Why Gold, (instead of anything else)?

If you lack understanding about what money is and what it does, you cannot begin to understand why gold is historically the best money. All good money will ideally posses these qualities:

  1. Durability – does it rust? rot? corrode? melt?
  2. Divisibility – does its value change when divided into smaller units? Two halves of one cow is not nearly as valuable as one whole cow.
  3. Portability – Can it be easily transported?
  4. Non-counterfeit-ability – the reason for this attribute should be obvious
  5. Homogeneity – are different units of the same size essentially identical? Not all oranges are identical, nor are all cows. OTOH, gold is gold is gold is gold.

Gold has been the preferred form of money for 5000 years because it is a commodity that possesses all of these qualities.

All fiat currencies are portable, homogenous and divisible. But they are easily counterfeit-able, (just crank up the printing press and make more!), and not remotely durable.

If you look at the list of hard commodities traded on the Chicago Mercantile Exchange, you will see various commodities that have been used as money over the millenia. For use as money, though, they all have drawbacks of one sort or another. All except for gold.

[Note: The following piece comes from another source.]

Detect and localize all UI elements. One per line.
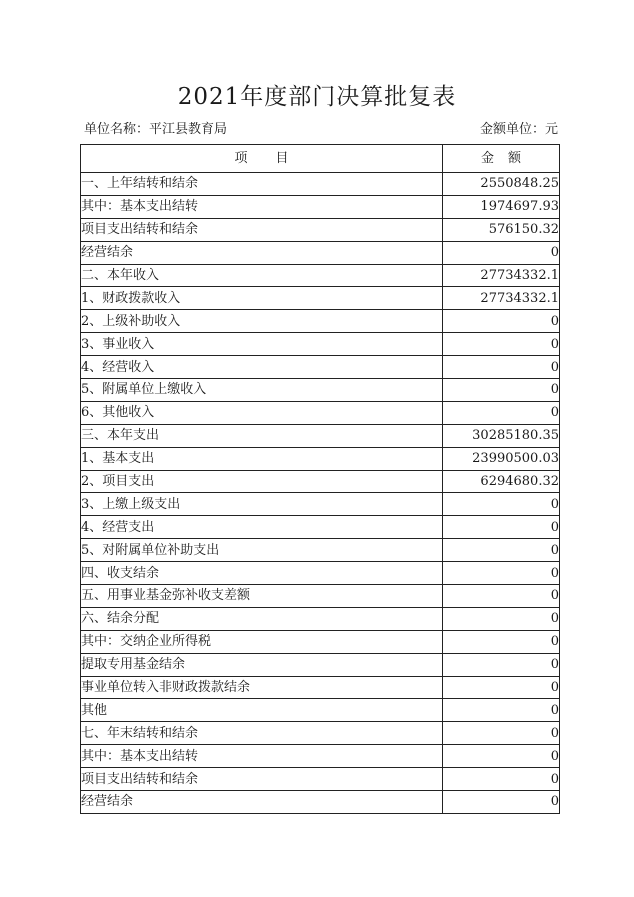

Silver is closest to gold in usefulness as money, but its main use is industrial which actually dilutes its value as money. Platinum is similar to silver, but much rarer than gold. In fact, all the industrial and rare-earth metals share gold’s qualities, but they all have significant industrial uses. Strangely, because Gold is nearly useless as an industrial metal, it is actually more useful as money.

Oil has most of the properties of “good” money as well. It doesn’t degrade over time, is very easily divisible, and impossible to counterfeit. But because it is a liquid, it tends to be difficult to transport. And of course, like silver, it also has great industrial use.

Salt was used as money in the past, but it lacks durability. A good rainstorm or flood makes your money literally dissolve before your eyes. Livestock and agricultural commodities have also been used as money, but they all lack one or more of the monetary qualities that gold possesses.
Commodity-based monies impose fiscal discipline on governments. If a government wants to run a deficit, they have to come up with a way to collect actual money. They can take it from the people by force, but they cannot create it out of thin air.

Imagination-based monies, (fiat), impose no such discipline. With a fiat money, government is free to run up huge debts, and then pay them off with even more money they create out of thin air. (In other words, exactly what modern governments are doing.) This makes it much easier to do incredibly stupid things, like start crazy wars, support military excursions around the globe, and bail out giant banks that make crazy, risky bets and lose.

1 thought on “Why Gold, (instead of anything else)?”

  1. Gold has one drawback–it loses value with use. Paper money can’t be clipped. Gold can. Just put a bunch of gold coins in a sack, shake it up, and now you have more money that you started with–the face value of the coins, plus the dust.

    The major problem with fiats is most likely their monopoly status in currency zones, not the intrinsic nature of fiat money as such. One thing you’ll notice is that rapidly-melting currencies end up being rather useless for international trades, so governments that inflate their currencies too fast find themselves unable to procure goods and services in the quantities they want. As it so happens, trade ends up being conducted in currencies that are relatively stable over the medium term–even third-world despots are forced to trade in dollars and euros.

    The inflationary pressure comes from the monopoly privilege governments grant to themselves. The temptation is ever present to run a perpetual deficit financed with printed money. They’re able to do this because, while markets may ultimately dictate which currency is used in international trade, the citizens of a country are forced to use the government’s fiat. This allows every government some leeway to inflate. If currency markets existed both domestically *and* internationally, i.e., currency was provided by competing private institutions rather than monopolies, the overwhelming market pressure would be for a currency with a stable value (and there’d be no pressure to buy votes via stealth devaluation). Debtors are hurt by deflation, and lenders are hurt by inflation–so the market demand is for a stable currency.